Então, não estando a decisão das instâncias ostensivamente errada nem se podendo afirmar que é juridicamente insustentável a tese que nelas foi sufragada, não se suscitando, sequer, fundadas dúvidas sobre a bondade da decisão por inexistir divisão de correntes doutrinais ou jurisprudenciais suscetíveis de gerar incerteza e instabilidade na resolução da questão, a admissão desta revista não se pode ancorar numa hipotética necessidade de intervenção do órgão de cúpula da justiça como condição para dissipar dúvidas.

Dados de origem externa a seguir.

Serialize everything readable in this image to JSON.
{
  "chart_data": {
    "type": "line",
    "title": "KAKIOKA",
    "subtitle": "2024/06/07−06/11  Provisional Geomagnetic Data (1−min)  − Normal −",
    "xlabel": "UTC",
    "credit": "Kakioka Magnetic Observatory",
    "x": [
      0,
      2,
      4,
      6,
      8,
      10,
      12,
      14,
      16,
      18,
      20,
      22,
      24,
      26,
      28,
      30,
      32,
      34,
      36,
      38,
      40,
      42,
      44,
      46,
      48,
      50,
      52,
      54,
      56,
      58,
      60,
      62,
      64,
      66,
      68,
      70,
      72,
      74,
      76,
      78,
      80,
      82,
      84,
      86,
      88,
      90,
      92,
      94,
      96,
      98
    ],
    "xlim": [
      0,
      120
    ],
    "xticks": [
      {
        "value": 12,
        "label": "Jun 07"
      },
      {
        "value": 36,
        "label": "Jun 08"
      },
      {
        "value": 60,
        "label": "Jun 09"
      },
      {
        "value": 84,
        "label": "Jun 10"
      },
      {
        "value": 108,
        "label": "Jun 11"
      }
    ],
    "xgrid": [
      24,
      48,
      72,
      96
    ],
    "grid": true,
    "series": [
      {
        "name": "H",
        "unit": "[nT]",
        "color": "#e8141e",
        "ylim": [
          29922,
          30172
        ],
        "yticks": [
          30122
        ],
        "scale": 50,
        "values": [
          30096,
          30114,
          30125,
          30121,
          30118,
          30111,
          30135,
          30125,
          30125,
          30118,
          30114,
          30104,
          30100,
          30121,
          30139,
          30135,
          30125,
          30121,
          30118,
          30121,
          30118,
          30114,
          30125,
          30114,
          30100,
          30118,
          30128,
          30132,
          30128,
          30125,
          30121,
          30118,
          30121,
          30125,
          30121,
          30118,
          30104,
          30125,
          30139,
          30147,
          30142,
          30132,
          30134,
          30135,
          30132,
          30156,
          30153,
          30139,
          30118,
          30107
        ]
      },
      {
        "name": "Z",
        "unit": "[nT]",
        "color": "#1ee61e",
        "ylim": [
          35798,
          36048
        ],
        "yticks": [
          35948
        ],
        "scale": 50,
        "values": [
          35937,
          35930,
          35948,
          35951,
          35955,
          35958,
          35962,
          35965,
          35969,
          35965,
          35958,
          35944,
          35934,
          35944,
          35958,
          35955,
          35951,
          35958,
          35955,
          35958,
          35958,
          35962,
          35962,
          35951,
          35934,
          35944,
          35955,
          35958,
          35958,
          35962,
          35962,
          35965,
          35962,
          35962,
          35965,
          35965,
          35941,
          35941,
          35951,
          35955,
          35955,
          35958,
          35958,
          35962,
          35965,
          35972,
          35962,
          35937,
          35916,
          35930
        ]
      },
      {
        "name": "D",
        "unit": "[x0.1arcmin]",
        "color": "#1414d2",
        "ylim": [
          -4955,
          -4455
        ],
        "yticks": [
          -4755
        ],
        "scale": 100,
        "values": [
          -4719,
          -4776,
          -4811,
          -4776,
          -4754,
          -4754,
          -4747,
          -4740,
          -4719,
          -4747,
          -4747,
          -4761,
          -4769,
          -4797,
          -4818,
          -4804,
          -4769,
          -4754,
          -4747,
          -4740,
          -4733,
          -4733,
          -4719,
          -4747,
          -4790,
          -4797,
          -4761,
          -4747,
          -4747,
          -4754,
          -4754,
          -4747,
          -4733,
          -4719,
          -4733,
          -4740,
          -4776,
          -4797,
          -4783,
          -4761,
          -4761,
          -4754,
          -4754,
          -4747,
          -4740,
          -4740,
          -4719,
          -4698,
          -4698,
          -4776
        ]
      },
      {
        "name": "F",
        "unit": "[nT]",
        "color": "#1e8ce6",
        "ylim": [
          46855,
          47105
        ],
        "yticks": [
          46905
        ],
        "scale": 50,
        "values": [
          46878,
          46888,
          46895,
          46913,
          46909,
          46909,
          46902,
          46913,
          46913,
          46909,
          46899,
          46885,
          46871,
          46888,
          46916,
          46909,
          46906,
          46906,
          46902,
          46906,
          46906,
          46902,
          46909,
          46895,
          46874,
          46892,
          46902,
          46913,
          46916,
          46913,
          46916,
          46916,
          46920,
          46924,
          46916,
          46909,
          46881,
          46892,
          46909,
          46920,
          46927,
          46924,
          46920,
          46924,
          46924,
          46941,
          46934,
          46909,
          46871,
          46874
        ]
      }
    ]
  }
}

Dito de outro modo, não se visiona na apreciação feita pelo tribunal recorrido qualquer erro grosseiro ou decisão descabidamente ilógica e infundada que imponha a admissão da revista como “claramente necessária para uma melhor aplicação do direito”, sendo manifesto que o que a Recorrente pretende é submeter a questão a uma tripla instância.

Por outro lado, tendo presente o decidido no acórdão recorrido, temos que a questão em análise não se apresenta como particularmente difícil ou confusa do ponto de vista jurídico, não demandando a sua resolução a realização de operações exegéticas de especial dificuldade jurídica, reconduzindo-se a uma tarefa de interpretação da norma contida nos n.ºs 3 e 5 do artigo 71.º do CIVA, que não revela especial complexidade.

Finalmente, também se não vislumbra uma especial “relevância social” na resolução da dita questão, por não se detetar um interesse comunitário significativo nessa apreciação e resolução, tendo em conta que se trata de norma que vigora na ordem jurídica há muitos anos e a sua interpretação raramente tem sido questionada junto dos tribunais, como a recorrente, aliás, refere dizendo que a questão nunca foi apreciada (mas, como acima referido, já foi expressamente apreciada, pelo menos, uma vez no sentido agora decidido)

Por todo o exposto, não correspondendo o recurso excecional de revista à introdução generalizada de uma nova instância de recurso e não podendo ser utilizado para a imputação de erros de julgamento ao acórdão recorrido sem a verificação dos requisitos previstos no art.º 150.º do CPTA, não pode ser admitido o presente recurso.

VIII. Nestes termos e pelo exposto, por falta dos pressupostos legais, não se admite o presente recurso de revista.

Custas pela Recorrente.
Lisboa, 5 de dezembro de 2012. – Valente Torrão (relator) – Dulce Neto – Alfredo Madureira.